A vídeo-instalação "Apagando a fronteira" é expressiva de uma relação entre arte e território em seu processo criativo, um traço que o coloca na fronteira de várias formas artísticas, como o cinema e a arquitetura, bem como campos de saber, como a geografia, a história e a política. Poderia nos falar um pouco sobre o seu sentido de arte?

Meu trabalho é muitas vezes um lugar específico. É impulsionado pela história de um lugar, seu trauma, sua genealogia. Tenta reconciliar tensões através de ações – a performance. Em “Apagando a fronteira”, faço aproximar a obra do lugar de um artista, um arquiteto e um ativista porque todos esses campos têm influenciado meu trabalho. Vivo diariamente a experiência das repercussões das marés políticas da imigração, como começaram a separar famílias, as tensões que criaram no trabalho, nas escolas, no cotidiano etc. Sou sobrinha-neta de um arquiteto, cresci indo para canteiros de obras, aprendendo os meandros dos edifícios, o processo e o “porquê” dos lugares construídos. Então, tenho um desejo agudo de querer saber o “porquê” das coisas expostas ao público. E, por último, minha formação artística se caracteriza por um questionamento contínuo de normas que nos constrangem, que limitam nosso modo de ser e pensar. Gosto de cultivar as perguntas: por que não uma maneira diferente? Que tal essa outra realidade?



A Sra. se dirigiu aos Estados Unidos inicialmente para estudar artes, mas acabou elegendo San Diego como sua casa, seguindo, portanto, o caminho de um grande número de mexicanos. O que a levou a essa decisão, além da questão profissional propriamente dita? Como é ser mexicano, latino, nos EUA nestes tempos de Barack Obama [o então presidente dos EUA, 2009 a 2017]?

Vivo e trabalho em São Francisco (Califórnia) porque é uma cidade de vanguarda intelectual que me inspira constantemente a ir além de sentimentos confortáveis. É uma cidade que oferece muitas oportunidades de crescer e criar e pensar diferentemente. Mas é complicado ser um mexicano neste tempo de Obama.
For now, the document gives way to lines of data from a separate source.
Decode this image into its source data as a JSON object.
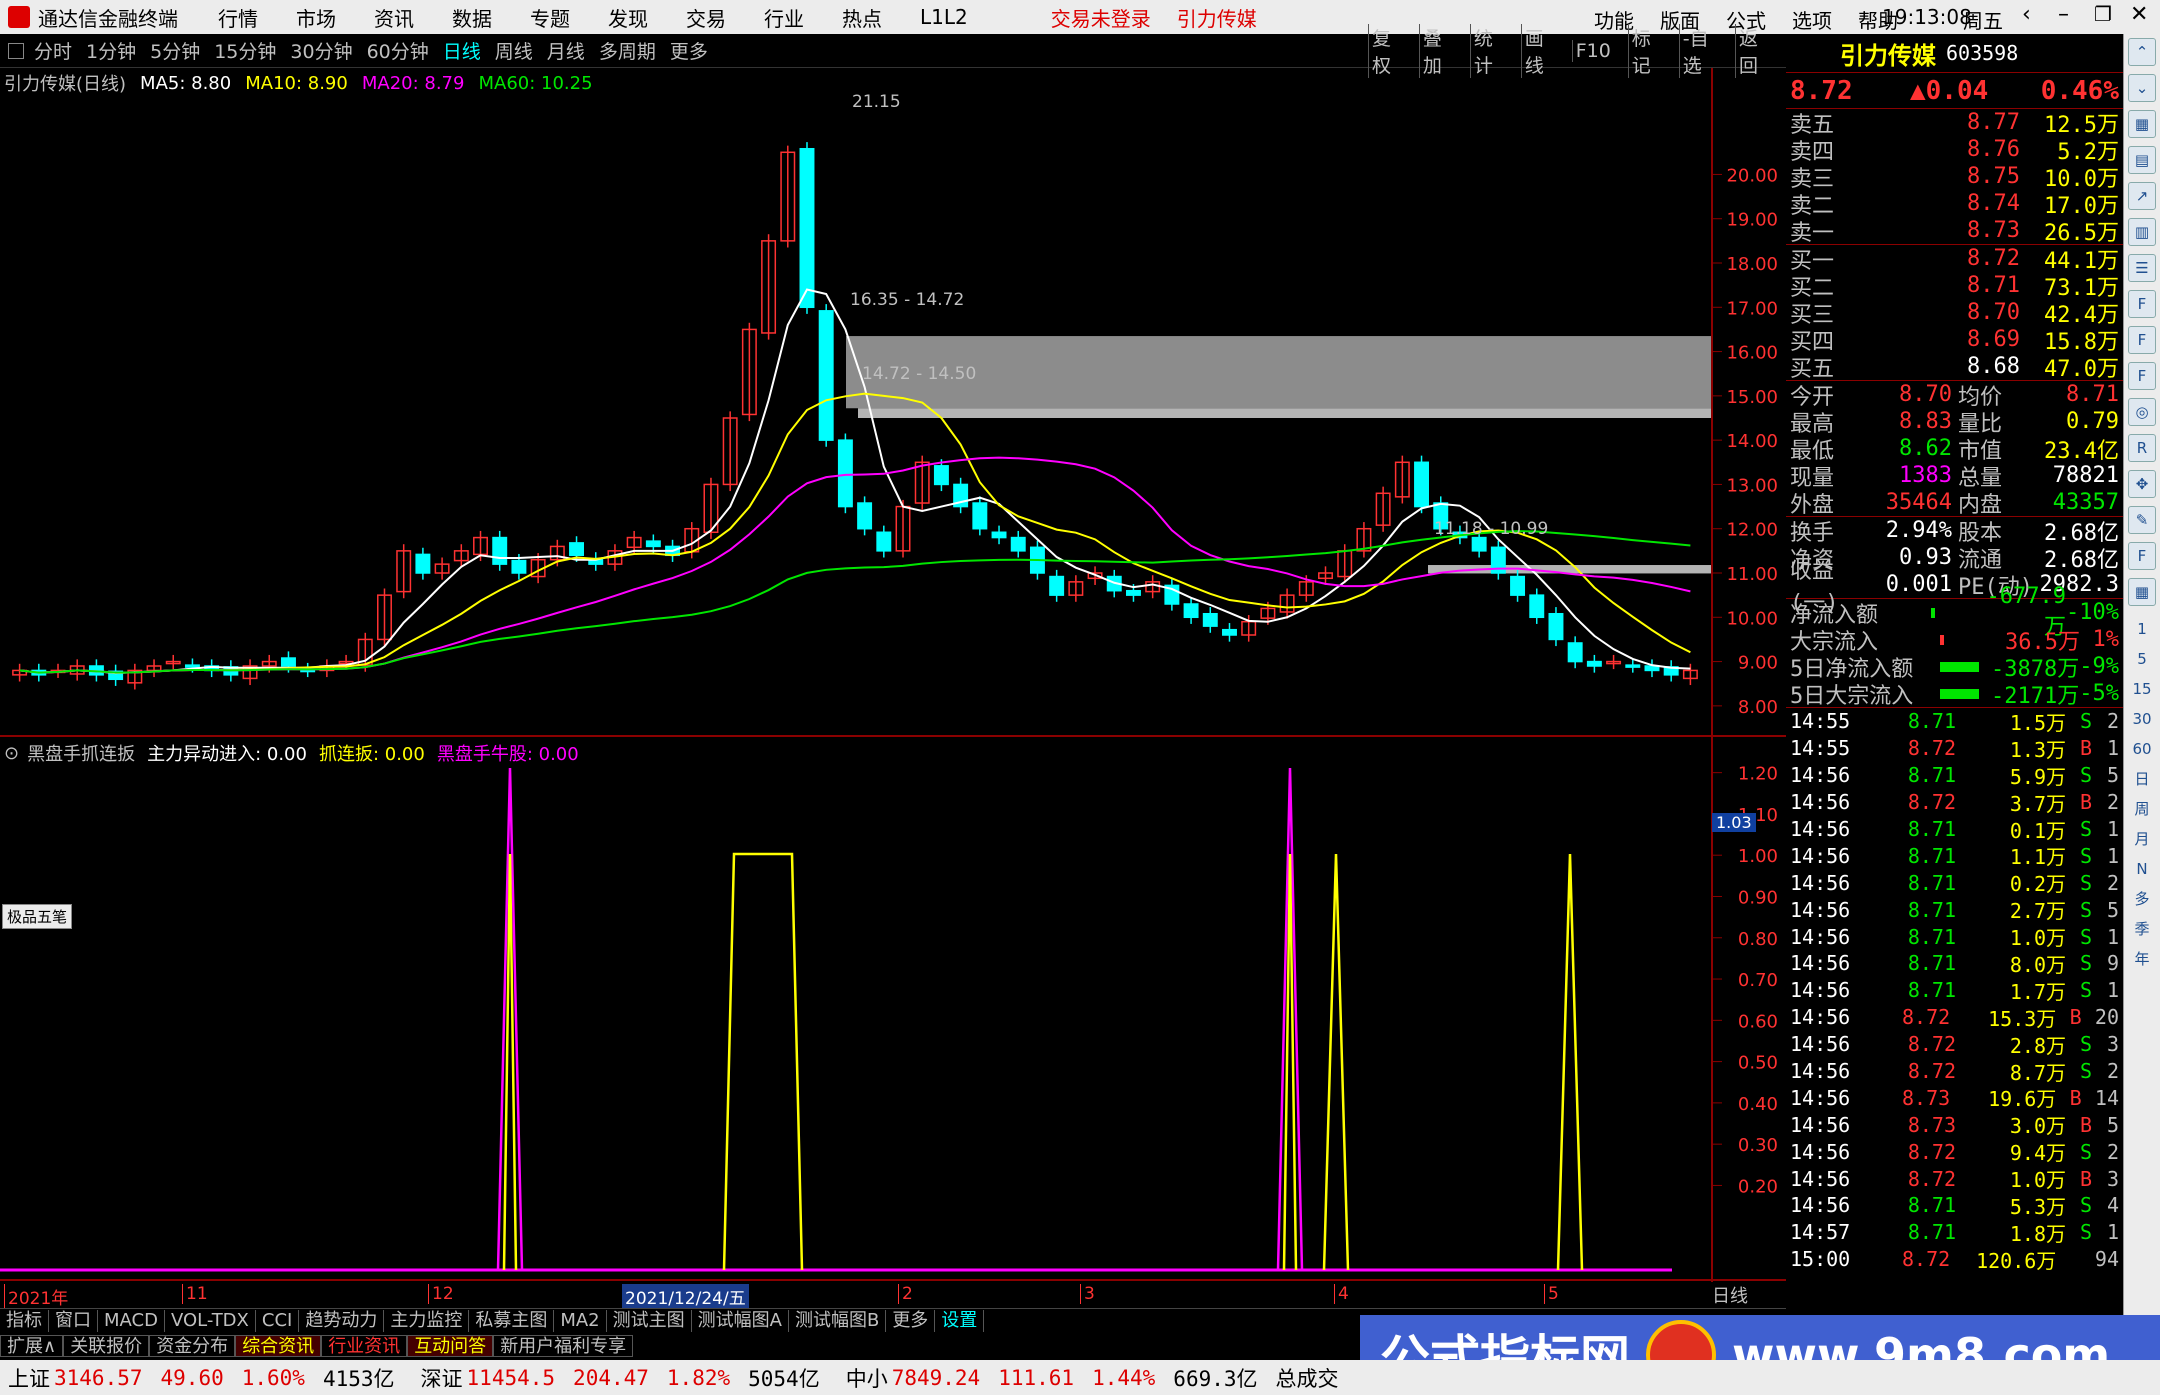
{
  "app": {
    "title": "通达信金融终端",
    "menu": [
      "行情",
      "市场",
      "资讯",
      "数据",
      "专题",
      "发现",
      "交易",
      "行业",
      "热点",
      "L1L2"
    ],
    "login_status": "交易未登录",
    "stock_name_top": "引力传媒",
    "right_menu": [
      "功能",
      "版面",
      "公式",
      "选项",
      "帮助"
    ],
    "time": "19:13:08",
    "weekday": "周五"
  },
  "periods": [
    "分时",
    "1分钟",
    "5分钟",
    "15分钟",
    "30分钟",
    "60分钟",
    "日线",
    "周线",
    "月线",
    "多周期",
    "更多"
  ],
  "active_period": "日线",
  "tools": [
    "复权",
    "叠加",
    "统计",
    "画线",
    "F10",
    "标记",
    "-自选",
    "返回"
  ],
  "chart_header": {
    "name": "引力传媒(日线)",
    "ma5": "MA5: 8.80",
    "ma10": "MA10: 8.90",
    "ma20": "MA20: 8.79",
    "ma60": "MA60: 10.25"
  },
  "indicator_header": {
    "name": "黑盘手抓连扳",
    "field1": "主力异动进入: 0.00",
    "field2": "抓连扳: 0.00",
    "field3": "黑盘手牛股: 0.00"
  },
  "drawing_toolbar": "极品五笔",
  "annotations": {
    "peak": "21.15",
    "zone1": "16.35 - 14.72",
    "zone2": "14.72 - 14.50",
    "zone3": "11.18 - 10.99",
    "cursor_value": "1.03"
  },
  "x_axis": {
    "labels": [
      "2021年",
      "11",
      "12",
      "2021/12/24/五",
      "2",
      "3",
      "4",
      "5"
    ],
    "mode": "日线"
  },
  "chart_data": [
    {
      "type": "line",
      "title": "引力传媒(日线)",
      "ylim": [
        7.5,
        21.5
      ],
      "y_ticks": [
        "8.00",
        "9.00",
        "10.00",
        "11.00",
        "12.00",
        "13.00",
        "14.00",
        "15.00",
        "16.00",
        "17.00",
        "18.00",
        "19.00",
        "20.00"
      ],
      "series": [
        {
          "name": "Close",
          "color": "#ff3232",
          "values": [
            8.8,
            8.7,
            8.8,
            8.9,
            8.7,
            8.6,
            8.8,
            8.9,
            9.0,
            8.9,
            8.8,
            8.7,
            8.9,
            9.0,
            8.9,
            8.8,
            8.9,
            9.0,
            9.5,
            10.5,
            11.5,
            11.0,
            11.2,
            11.5,
            11.8,
            11.2,
            11.0,
            11.3,
            11.6,
            11.4,
            11.2,
            11.5,
            11.8,
            11.6,
            11.4,
            12.0,
            13.0,
            14.5,
            16.5,
            18.5,
            20.5,
            17.0,
            14.0,
            12.5,
            12.0,
            11.5,
            12.5,
            13.5,
            13.0,
            12.5,
            12.0,
            11.8,
            11.5,
            11.0,
            10.5,
            10.8,
            11.0,
            10.6,
            10.5,
            10.8,
            10.3,
            10.0,
            9.8,
            9.6,
            9.9,
            10.2,
            10.5,
            10.8,
            11.0,
            11.5,
            12.0,
            12.8,
            13.5,
            12.5,
            12.0,
            11.8,
            11.5,
            11.0,
            10.5,
            10.0,
            9.5,
            9.0,
            8.9,
            9.0,
            8.9,
            8.8,
            8.7,
            8.8
          ]
        },
        {
          "name": "MA5",
          "color": "#ffffff",
          "values": []
        },
        {
          "name": "MA10",
          "color": "#ffff00",
          "values": []
        },
        {
          "name": "MA20",
          "color": "#ff00ff",
          "values": []
        },
        {
          "name": "MA60",
          "color": "#00e600",
          "values": []
        }
      ]
    },
    {
      "type": "line",
      "title": "黑盘手抓连扳",
      "ylim": [
        0,
        1.25
      ],
      "y_ticks": [
        "0.20",
        "0.30",
        "0.40",
        "0.50",
        "0.60",
        "0.70",
        "0.80",
        "0.90",
        "1.00",
        "1.10",
        "1.20"
      ],
      "series": [
        {
          "name": "主力异动进入",
          "color": "#ff00ff",
          "values": []
        },
        {
          "name": "抓连扳",
          "color": "#ffff00",
          "values": []
        }
      ]
    }
  ],
  "quote": {
    "name": "引力传媒",
    "code": "603598",
    "price": "8.72",
    "change": "▲0.04",
    "pct": "0.46%",
    "asks": [
      {
        "label": "卖五",
        "price": "8.77",
        "vol": "12.5万"
      },
      {
        "label": "卖四",
        "price": "8.76",
        "vol": "5.2万"
      },
      {
        "label": "卖三",
        "price": "8.75",
        "vol": "10.0万"
      },
      {
        "label": "卖二",
        "price": "8.74",
        "vol": "17.0万"
      },
      {
        "label": "卖一",
        "price": "8.73",
        "vol": "26.5万"
      }
    ],
    "bids": [
      {
        "label": "买一",
        "price": "8.72",
        "vol": "44.1万"
      },
      {
        "label": "买二",
        "price": "8.71",
        "vol": "73.1万"
      },
      {
        "label": "买三",
        "price": "8.70",
        "vol": "42.4万"
      },
      {
        "label": "买四",
        "price": "8.69",
        "vol": "15.8万"
      },
      {
        "label": "买五",
        "price": "8.68",
        "vol": "47.0万"
      }
    ],
    "stats": [
      {
        "l1": "今开",
        "v1": "8.70",
        "l2": "均价",
        "v2": "8.71"
      },
      {
        "l1": "最高",
        "v1": "8.83",
        "l2": "量比",
        "v2": "0.79"
      },
      {
        "l1": "最低",
        "v1": "8.62",
        "l2": "市值",
        "v2": "23.4亿"
      },
      {
        "l1": "现量",
        "v1": "1383",
        "l2": "总量",
        "v2": "78821"
      },
      {
        "l1": "外盘",
        "v1": "35464",
        "l2": "内盘",
        "v2": "43357"
      }
    ],
    "stats2": [
      {
        "l1": "换手",
        "v1": "2.94%",
        "l2": "股本",
        "v2": "2.68亿"
      },
      {
        "l1": "净资",
        "v1": "0.93",
        "l2": "流通",
        "v2": "2.68亿"
      },
      {
        "l1": "收益(一)",
        "v1": "0.001",
        "l2": "PE(动)",
        "v2": "2982.3"
      }
    ],
    "flows": [
      {
        "label": "净流入额",
        "val": "-677.9万",
        "pct": "-10%"
      },
      {
        "label": "大宗流入",
        "val": "36.5万",
        "pct": "1%"
      },
      {
        "label": "5日净流入额",
        "val": "-3878万",
        "pct": "-9%"
      },
      {
        "label": "5日大宗流入",
        "val": "-2171万",
        "pct": "-5%"
      }
    ],
    "ticks": [
      {
        "t": "14:55",
        "p": "8.71",
        "v": "1.5万",
        "s": "S",
        "n": "2"
      },
      {
        "t": "14:55",
        "p": "8.72",
        "v": "1.3万",
        "s": "B",
        "n": "1"
      },
      {
        "t": "14:56",
        "p": "8.71",
        "v": "5.9万",
        "s": "S",
        "n": "5"
      },
      {
        "t": "14:56",
        "p": "8.72",
        "v": "3.7万",
        "s": "B",
        "n": "2"
      },
      {
        "t": "14:56",
        "p": "8.71",
        "v": "0.1万",
        "s": "S",
        "n": "1"
      },
      {
        "t": "14:56",
        "p": "8.71",
        "v": "1.1万",
        "s": "S",
        "n": "1"
      },
      {
        "t": "14:56",
        "p": "8.71",
        "v": "0.2万",
        "s": "S",
        "n": "2"
      },
      {
        "t": "14:56",
        "p": "8.71",
        "v": "2.7万",
        "s": "S",
        "n": "5"
      },
      {
        "t": "14:56",
        "p": "8.71",
        "v": "1.0万",
        "s": "S",
        "n": "1"
      },
      {
        "t": "14:56",
        "p": "8.71",
        "v": "8.0万",
        "s": "S",
        "n": "9"
      },
      {
        "t": "14:56",
        "p": "8.71",
        "v": "1.7万",
        "s": "S",
        "n": "1"
      },
      {
        "t": "14:56",
        "p": "8.72",
        "v": "15.3万",
        "s": "B",
        "n": "20"
      },
      {
        "t": "14:56",
        "p": "8.72",
        "v": "2.8万",
        "s": "S",
        "n": "3"
      },
      {
        "t": "14:56",
        "p": "8.72",
        "v": "8.7万",
        "s": "S",
        "n": "2"
      },
      {
        "t": "14:56",
        "p": "8.73",
        "v": "19.6万",
        "s": "B",
        "n": "14"
      },
      {
        "t": "14:56",
        "p": "8.73",
        "v": "3.0万",
        "s": "B",
        "n": "5"
      },
      {
        "t": "14:56",
        "p": "8.72",
        "v": "9.4万",
        "s": "S",
        "n": "2"
      },
      {
        "t": "14:56",
        "p": "8.72",
        "v": "1.0万",
        "s": "B",
        "n": "3"
      },
      {
        "t": "14:56",
        "p": "8.71",
        "v": "5.3万",
        "s": "S",
        "n": "4"
      },
      {
        "t": "14:57",
        "p": "8.71",
        "v": "1.8万",
        "s": "S",
        "n": "1"
      },
      {
        "t": "15:00",
        "p": "8.72",
        "v": "120.6万",
        "s": "",
        "n": "94"
      }
    ]
  },
  "sidebar_icons": [
    "up-arrow-icon",
    "down-arrow-icon",
    "chart-icon",
    "grid-icon",
    "line-icon",
    "bar-icon",
    "list-icon",
    "f10-icon",
    "f2-icon",
    "f3-icon",
    "compass-icon",
    "rsi-icon",
    "move-icon",
    "pen-icon",
    "fs-icon",
    "grid2-icon"
  ],
  "sidebar_labels": [
    "1",
    "5",
    "15",
    "30",
    "60",
    "日",
    "周",
    "月",
    "N",
    "多",
    "季",
    "年"
  ],
  "bottom_tabs1": [
    "指标",
    "窗口",
    "MACD",
    "VOL-TDX",
    "CCI",
    "趋势动力",
    "主力监控",
    "私募主图",
    "MA2",
    "测试主图",
    "测试幅图A",
    "测试幅图B",
    "更多",
    "设置"
  ],
  "bottom_tabs2": [
    "扩展∧",
    "关联报价",
    "资金分布",
    "综合资讯",
    "行业资讯",
    "互动问答",
    "新用户福利专享"
  ],
  "status": [
    {
      "name": "上证",
      "val": "3146.57",
      "chg": "49.60",
      "pct": "1.60%",
      "amt": "4153亿"
    },
    {
      "name": "深证",
      "val": "11454.5",
      "chg": "204.47",
      "pct": "1.82%",
      "amt": "5054亿"
    },
    {
      "name": "中小",
      "val": "7849.24",
      "chg": "111.61",
      "pct": "1.44%",
      "amt": "669.3亿"
    }
  ],
  "status_tail": "总成交",
  "watermark": {
    "text": "公式指标网",
    "url": "www.9m8.com"
  }
}
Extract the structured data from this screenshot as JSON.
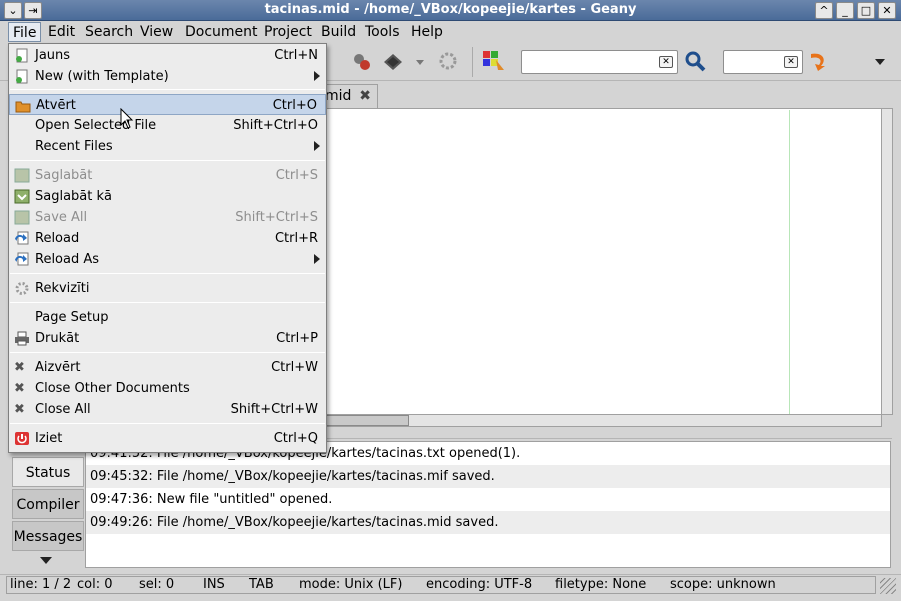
{
  "window": {
    "title": "tacinas.mid - /home/_VBox/kopeejie/kartes - Geany",
    "buttons": {
      "help": "^",
      "minimize": "_",
      "maximize": "□",
      "close": "✕"
    }
  },
  "menubar": [
    "File",
    "Edit",
    "Search",
    "View",
    "Document",
    "Project",
    "Build",
    "Tools",
    "Help"
  ],
  "editor": {
    "tab_label": "mid"
  },
  "file_menu": {
    "items": [
      {
        "label": "Jauns",
        "accel": "Ctrl+N",
        "icon": "new-file-icon",
        "enabled": true
      },
      {
        "label": "New (with Template)",
        "accel": "",
        "submenu": true,
        "icon": "new-template-icon",
        "enabled": true
      },
      {
        "label": "Atvērt",
        "accel": "Ctrl+O",
        "icon": "open-folder-icon",
        "enabled": true,
        "highlighted": true
      },
      {
        "label": "Open Selected File",
        "accel": "Shift+Ctrl+O",
        "enabled": true
      },
      {
        "label": "Recent Files",
        "accel": "",
        "submenu": true,
        "enabled": true
      },
      {
        "label": "Saglabāt",
        "accel": "Ctrl+S",
        "icon": "save-icon",
        "enabled": false
      },
      {
        "label": "Saglabāt kā",
        "accel": "",
        "icon": "save-as-icon",
        "enabled": true
      },
      {
        "label": "Save All",
        "accel": "Shift+Ctrl+S",
        "icon": "save-all-icon",
        "enabled": false
      },
      {
        "label": "Reload",
        "accel": "Ctrl+R",
        "icon": "reload-icon",
        "enabled": true
      },
      {
        "label": "Reload As",
        "accel": "",
        "submenu": true,
        "icon": "reload-as-icon",
        "enabled": true
      },
      {
        "label": "Rekvizīti",
        "accel": "",
        "icon": "properties-icon",
        "enabled": true
      },
      {
        "label": "Page Setup",
        "accel": "",
        "enabled": true
      },
      {
        "label": "Drukāt",
        "accel": "Ctrl+P",
        "icon": "print-icon",
        "enabled": true
      },
      {
        "label": "Aizvērt",
        "accel": "Ctrl+W",
        "icon": "close-doc-icon",
        "enabled": true
      },
      {
        "label": "Close Other Documents",
        "accel": "",
        "icon": "close-others-icon",
        "enabled": true
      },
      {
        "label": "Close All",
        "accel": "Shift+Ctrl+W",
        "icon": "close-all-icon",
        "enabled": true
      },
      {
        "label": "Iziet",
        "accel": "Ctrl+Q",
        "icon": "quit-icon",
        "enabled": true
      }
    ]
  },
  "messages": {
    "tabs": [
      "Status",
      "Compiler",
      "Messages"
    ],
    "rows": [
      "09:41:52: File /home/_VBox/kopeejie/kartes/tacinas.txt opened(1).",
      "09:45:32: File /home/_VBox/kopeejie/kartes/tacinas.mif saved.",
      "09:47:36: New file \"untitled\" opened.",
      "09:49:26: File /home/_VBox/kopeejie/kartes/tacinas.mid saved."
    ]
  },
  "statusbar": {
    "line": "line: 1 / 2",
    "col": "col: 0",
    "sel": "sel: 0",
    "ins": "INS",
    "tab": "TAB",
    "mode": "mode: Unix (LF)",
    "encoding": "encoding: UTF-8",
    "filetype": "filetype: None",
    "scope": "scope: unknown"
  }
}
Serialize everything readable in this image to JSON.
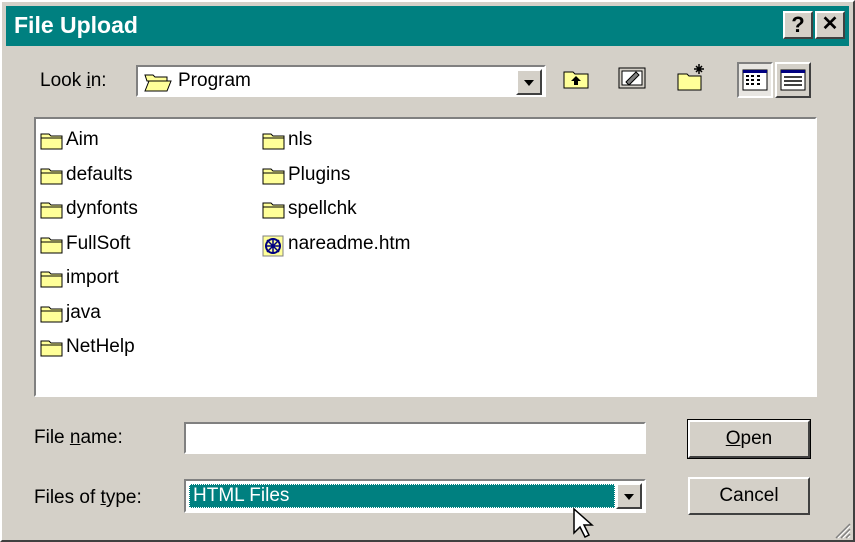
{
  "titlebar": {
    "title": "File Upload",
    "help": "?",
    "close": "✕"
  },
  "lookin": {
    "label_pre": "Look ",
    "label_u": "i",
    "label_post": "n:",
    "value": "Program"
  },
  "files": [
    {
      "name": "Aim",
      "type": "folder"
    },
    {
      "name": "defaults",
      "type": "folder"
    },
    {
      "name": "dynfonts",
      "type": "folder"
    },
    {
      "name": "FullSoft",
      "type": "folder"
    },
    {
      "name": "import",
      "type": "folder"
    },
    {
      "name": "java",
      "type": "folder"
    },
    {
      "name": "NetHelp",
      "type": "folder"
    },
    {
      "name": "nls",
      "type": "folder"
    },
    {
      "name": "Plugins",
      "type": "folder"
    },
    {
      "name": "spellchk",
      "type": "folder"
    },
    {
      "name": "nareadme.htm",
      "type": "html"
    }
  ],
  "filename": {
    "label_pre": "File ",
    "label_u": "n",
    "label_post": "ame:",
    "value": ""
  },
  "filetype": {
    "label_pre": "Files of ",
    "label_u": "t",
    "label_post": "ype:",
    "value": "HTML Files"
  },
  "buttons": {
    "open_u": "O",
    "open_rest": "pen",
    "cancel": "Cancel"
  },
  "colors": {
    "titlebar": "#008080",
    "selection": "#008080",
    "face": "#d4d0c8",
    "folder": "#ffff99"
  }
}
Tenho dupla nacionalidade e dois passaportes, mas, infelizmente, houve mais deportações durante esta administração que em períodos anteriores. Mais famílias foram separadas que antes, e isso provoca um trauma na sociedade.



No seu célebre ensaio de 1950, El labirinto de la soledad (O labirinto da solidão), Octavio Paz diz que, para um mexicano, basta transpor a fronteira e chegar aos Estados Unidos para que se lhe apresente, como questão "verdadeiramente vital", o problema da identidade. Foi assim com a Sra.? Como a questão identitária entra na sua obra?

Acho que quando cruzamos qualquer fronteira temos a oportunidade de olhar para trás e ver de onde viemos de uma perspectiva diferente. Isso não resolve nada, apenas investe a pessoa de uma perspectiva mais ampla, que é o primeiro passo para a solução de conflitos: ver o outro lado da pessoa.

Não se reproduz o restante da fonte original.